Chaosmonger Studio, studio multimédia situé à Tallinn (Estonie), a accepté de s’engager avec moi dans cette nouvelle aventure Erasmus. Nous nous sommes associés dans la co-création du jeu Voivod : The Nuclear Warrior et le développement d’un portfolio
professionnel, investissement considérable pour un artiste.
La profession exige une participation active dans des projets indépendants qui amènent l’artiste à avoir une première visibilité.
Le jeu Voivod a un poids considérable tant dans sa thématique que dans son graphisme. Développé et édité par Chaosmonger Studio, il s’agit d’un Metroidvania qui se déroule dans l’univers dystopique de Voivod, groupe québécois de thrash metal. L’objectif est de combattre des mutants biomécaniques, d’explorer un monde post-apocalyptique et de récupérer les fragments de notre esprit perdu. Avec des graphismes en pixel-art, de l’action et une bande-son de Voivod.

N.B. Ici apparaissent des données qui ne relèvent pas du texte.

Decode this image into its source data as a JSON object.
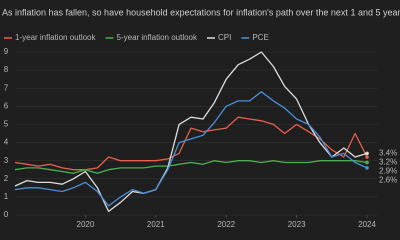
{
  "chart_data": {
    "type": "line",
    "subtitle": "As inflation has fallen, so have household expectations for inflation's path over the next 1 and 5 years.",
    "x": [
      2019,
      2019.17,
      2019.33,
      2019.5,
      2019.67,
      2019.83,
      2020,
      2020.17,
      2020.33,
      2020.5,
      2020.67,
      2020.83,
      2021,
      2021.17,
      2021.33,
      2021.5,
      2021.67,
      2021.83,
      2022,
      2022.17,
      2022.33,
      2022.5,
      2022.67,
      2022.83,
      2023,
      2023.17,
      2023.33,
      2023.5,
      2023.67,
      2023.83,
      2024
    ],
    "xlim": [
      2019,
      2024.15
    ],
    "xticks": [
      2020,
      2021,
      2022,
      2023,
      2024
    ],
    "ylim": [
      0,
      9
    ],
    "yticks": [
      0,
      1,
      2,
      3,
      4,
      5,
      6,
      7,
      8,
      9
    ],
    "grid": true,
    "series": [
      {
        "name": "1-year inflation outlook",
        "color": "#e8604c",
        "values": [
          2.9,
          2.8,
          2.7,
          2.8,
          2.6,
          2.5,
          2.5,
          2.6,
          3.2,
          3.0,
          3.0,
          3.0,
          3.0,
          3.1,
          3.4,
          4.8,
          4.6,
          4.7,
          4.8,
          5.4,
          5.3,
          5.2,
          5.0,
          4.5,
          5.0,
          4.6,
          4.2,
          3.6,
          3.2,
          4.5,
          3.2
        ],
        "value_labels": [
          null,
          null,
          null,
          null,
          null,
          null,
          null,
          null,
          null,
          null,
          null,
          null,
          null,
          null,
          null,
          null,
          null,
          null,
          null,
          null,
          null,
          null,
          null,
          null,
          null,
          null,
          null,
          null,
          null,
          null,
          "3.2%"
        ]
      },
      {
        "name": "5-year inflation outlook",
        "color": "#4caf50",
        "values": [
          2.5,
          2.6,
          2.6,
          2.5,
          2.4,
          2.3,
          2.5,
          2.3,
          2.5,
          2.6,
          2.6,
          2.6,
          2.7,
          2.7,
          2.8,
          2.9,
          2.8,
          3.0,
          2.9,
          3.0,
          3.0,
          2.9,
          3.0,
          2.9,
          2.9,
          2.9,
          3.0,
          3.0,
          3.0,
          3.0,
          2.9
        ],
        "value_labels": [
          null,
          null,
          null,
          null,
          null,
          null,
          null,
          null,
          null,
          null,
          null,
          null,
          null,
          null,
          null,
          null,
          null,
          null,
          null,
          null,
          null,
          null,
          null,
          null,
          null,
          null,
          null,
          null,
          null,
          null,
          "2.9%"
        ]
      },
      {
        "name": "CPI",
        "color": "#dddddd",
        "values": [
          1.6,
          1.9,
          1.8,
          1.8,
          1.7,
          2.0,
          2.4,
          1.5,
          0.2,
          0.7,
          1.3,
          1.2,
          1.4,
          2.6,
          5.0,
          5.4,
          5.3,
          6.2,
          7.5,
          8.3,
          8.6,
          9.0,
          8.2,
          7.1,
          6.4,
          5.0,
          4.0,
          3.2,
          3.7,
          3.2,
          3.4
        ],
        "value_labels": [
          null,
          null,
          null,
          null,
          null,
          null,
          null,
          null,
          null,
          null,
          null,
          null,
          null,
          null,
          null,
          null,
          null,
          null,
          null,
          null,
          null,
          null,
          null,
          null,
          null,
          null,
          null,
          null,
          null,
          null,
          "3.4%"
        ]
      },
      {
        "name": "PCE",
        "color": "#4a90d9",
        "values": [
          1.4,
          1.5,
          1.5,
          1.4,
          1.3,
          1.5,
          1.8,
          1.3,
          0.5,
          1.0,
          1.4,
          1.2,
          1.4,
          2.5,
          4.0,
          4.2,
          4.4,
          5.1,
          6.0,
          6.3,
          6.3,
          6.8,
          6.3,
          5.9,
          5.3,
          5.0,
          4.3,
          3.2,
          3.4,
          2.9,
          2.6
        ],
        "value_labels": [
          null,
          null,
          null,
          null,
          null,
          null,
          null,
          null,
          null,
          null,
          null,
          null,
          null,
          null,
          null,
          null,
          null,
          null,
          null,
          null,
          null,
          null,
          null,
          null,
          null,
          null,
          null,
          null,
          null,
          null,
          "2.6%"
        ]
      }
    ]
  }
}
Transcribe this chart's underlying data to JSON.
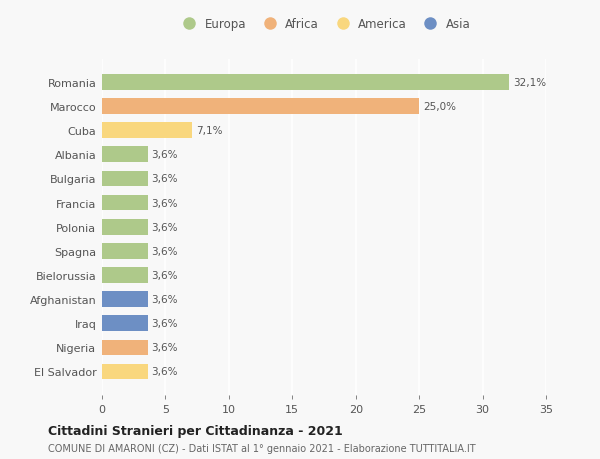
{
  "categories": [
    "Romania",
    "Marocco",
    "Cuba",
    "Albania",
    "Bulgaria",
    "Francia",
    "Polonia",
    "Spagna",
    "Bielorussia",
    "Afghanistan",
    "Iraq",
    "Nigeria",
    "El Salvador"
  ],
  "values": [
    32.1,
    25.0,
    7.1,
    3.6,
    3.6,
    3.6,
    3.6,
    3.6,
    3.6,
    3.6,
    3.6,
    3.6,
    3.6
  ],
  "labels": [
    "32,1%",
    "25,0%",
    "7,1%",
    "3,6%",
    "3,6%",
    "3,6%",
    "3,6%",
    "3,6%",
    "3,6%",
    "3,6%",
    "3,6%",
    "3,6%",
    "3,6%"
  ],
  "colors": [
    "#aec98a",
    "#f0b27a",
    "#f9d77e",
    "#aec98a",
    "#aec98a",
    "#aec98a",
    "#aec98a",
    "#aec98a",
    "#aec98a",
    "#6d8fc4",
    "#6d8fc4",
    "#f0b27a",
    "#f9d77e"
  ],
  "legend_labels": [
    "Europa",
    "Africa",
    "America",
    "Asia"
  ],
  "legend_colors": [
    "#aec98a",
    "#f0b27a",
    "#f9d77e",
    "#6d8fc4"
  ],
  "title": "Cittadini Stranieri per Cittadinanza - 2021",
  "subtitle": "COMUNE DI AMARONI (CZ) - Dati ISTAT al 1° gennaio 2021 - Elaborazione TUTTITALIA.IT",
  "xlim": [
    0,
    35
  ],
  "xticks": [
    0,
    5,
    10,
    15,
    20,
    25,
    30,
    35
  ],
  "background_color": "#f8f8f8",
  "grid_color": "#ffffff",
  "bar_height": 0.65
}
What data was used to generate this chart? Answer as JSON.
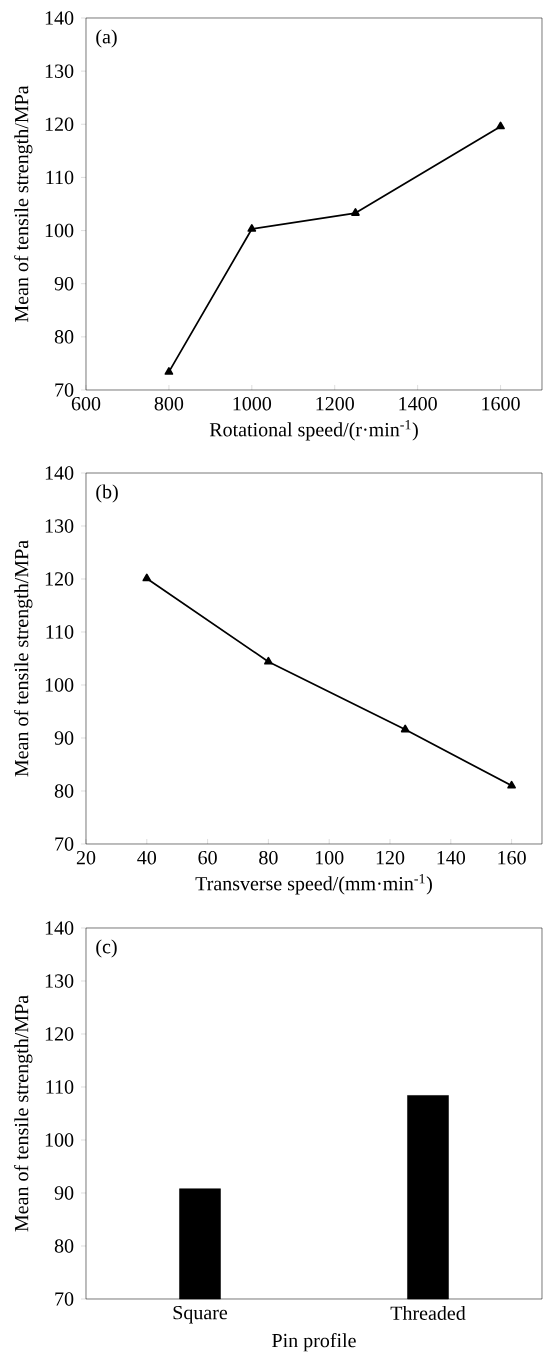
{
  "chart_data": [
    {
      "type": "line",
      "annotations": [
        "(a)"
      ],
      "xlabel": "Rotational speed/(r·min$^{-1}$)",
      "ylabel": "Mean of tensile strength/MPa",
      "marker": "triangle",
      "x": [
        800,
        1000,
        1250,
        1600
      ],
      "xlim": [
        600,
        1700
      ],
      "xticks": [
        600,
        800,
        1000,
        1200,
        1400,
        1600
      ],
      "ylim": [
        70,
        140
      ],
      "yticks": [
        70,
        80,
        90,
        100,
        110,
        120,
        130,
        140
      ],
      "series": [
        {
          "color": "#000000",
          "values": [
            73.4,
            100.3,
            103.3,
            119.6
          ]
        }
      ]
    },
    {
      "type": "line",
      "annotations": [
        "(b)"
      ],
      "xlabel": "Transverse speed/(mm·min$^{-1}$)",
      "ylabel": "Mean of tensile strength/MPa",
      "marker": "triangle",
      "x": [
        40,
        80,
        125,
        160
      ],
      "xlim": [
        20,
        170
      ],
      "xticks": [
        20,
        40,
        60,
        80,
        100,
        120,
        140,
        160
      ],
      "ylim": [
        70,
        140
      ],
      "yticks": [
        70,
        80,
        90,
        100,
        110,
        120,
        130,
        140
      ],
      "series": [
        {
          "color": "#000000",
          "values": [
            120.1,
            104.4,
            91.6,
            81.0
          ]
        }
      ]
    },
    {
      "type": "bar",
      "annotations": [
        "(c)"
      ],
      "xlabel": "Pin profile",
      "ylabel": "Mean of tensile strength/MPa",
      "categories": [
        "Square",
        "Threaded"
      ],
      "ylim": [
        70,
        140
      ],
      "yticks": [
        70,
        80,
        90,
        100,
        110,
        120,
        130,
        140
      ],
      "series": [
        {
          "color": "#000000",
          "values": [
            90.8,
            108.4
          ]
        }
      ]
    }
  ]
}
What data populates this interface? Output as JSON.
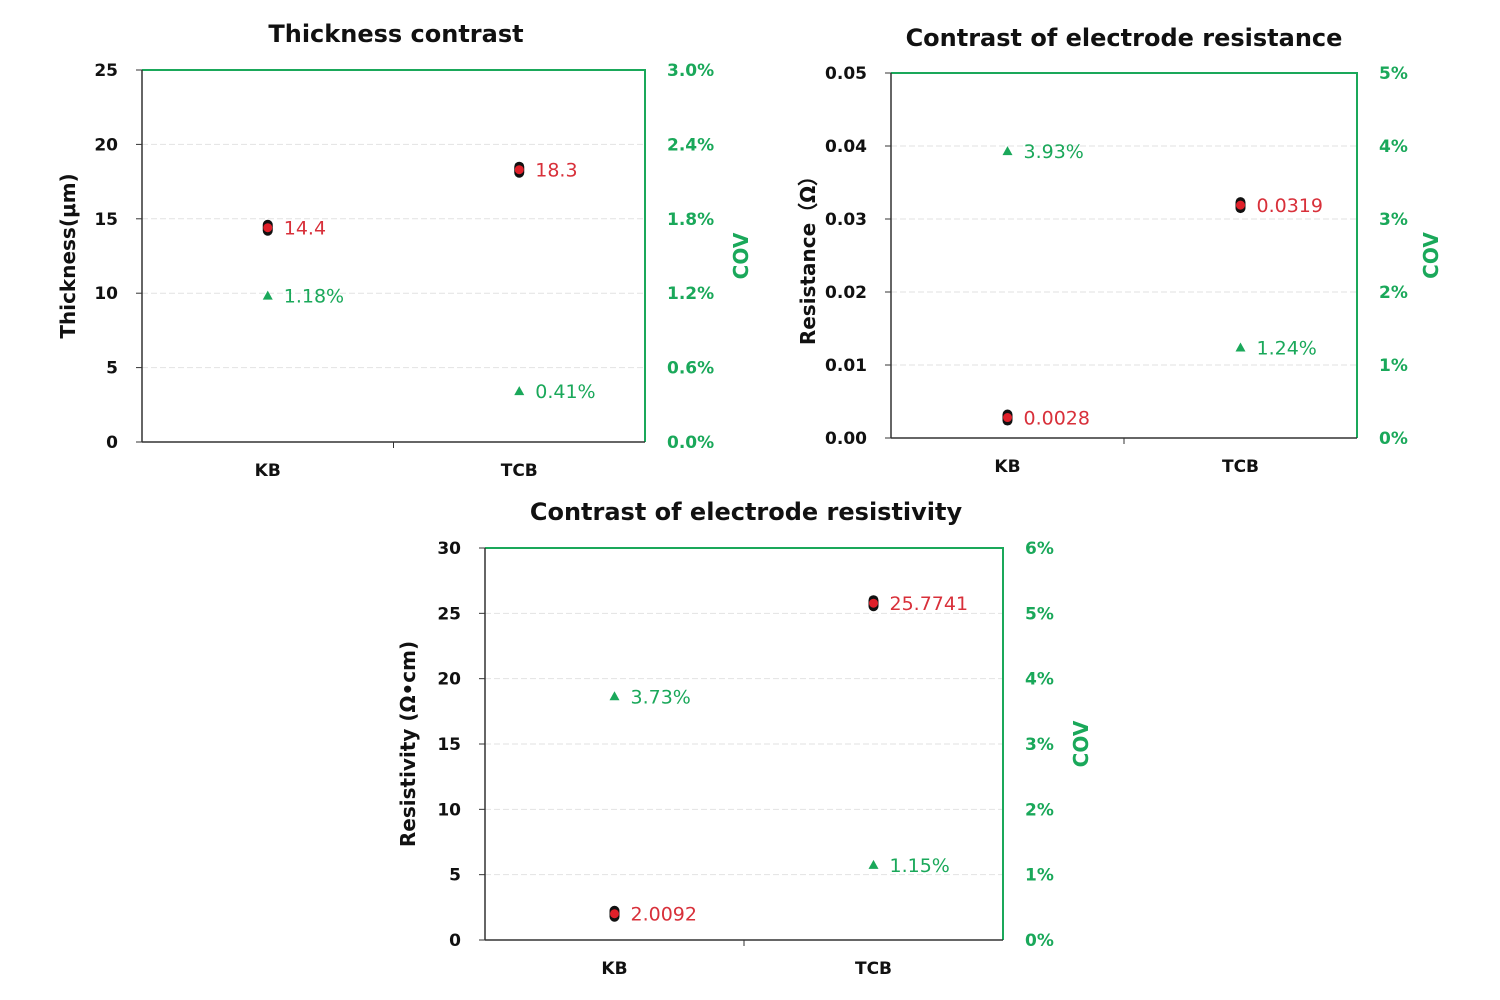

C’est une production qui attire l’œil avec une ligne graphique précise que j’ai pu explorer à travers un travail de conception et de création de final boss, opposants, éléments de décors et objets. Par ailleurs, j’ai été très fière d’avoir travaillé sur la couverture du jeu. Toute la conception et création des créatures se base sur l’art de Michel « Away » Langevin, batteur de Voivod et créateur de leurs pochettes de disque.
Le point fort de cette collaboration a été la pratique du logiciel Aseprite, dédié exclusivement à la création en pixel art, et de l’animation.
Le pixel art répond à des règles de création extrêmement précises. Les étapes ont dû être approfondies et appliquées. Il n’y a pas d’intermédiaire possible lorsque tout peut reposer sur l’ajout ou le retrait d’un pixel, le choix de la palette de couleurs et la maîtrise des nuances.
Contrairement à ce que l’on pourrait penser, le pixel art ne nécessite pas une large palette, cinq couleurs suffisent, sans compter les nuances. L’œil s’occupe du reste, il reconstitue naturellement les contrastes. Quant aux nuances, il s’agit de tons d’une même couleur, de degrés intermédiaires qui éclaircissent ou assombrissent une zone. J’ai d’autant plus apprécié cette rigueur mathématique qui m’a permis de mieux maîtriser mes propres choix chromatiques.
Ces quatre mois se sont conclus sur des changements importants : un tri dans mes productions, de meilleures idées de présentation et une évolution graphique / technique. J’ai pu mettre en application tous ces acquis grâce à la parodie / au fan. Cela s’est concrétisé en donnant vie aux graffiti PACS perdus dans les rues de Tallinn. La dérision s’est associée à l’exploration et a permis l’idée d’un nouveau concept, le Pixel Street Art.
Sa précision, son assemblage fait du pixel art l’orfèvrerie du jeu vidéo.
Sur son temps libre, Laurène a continué de se perfectionner dans le pixel art en parodiant des graffitis trouvé dans les rues de Tallinn et en abordant différentes aspect culturel de l’Estonie.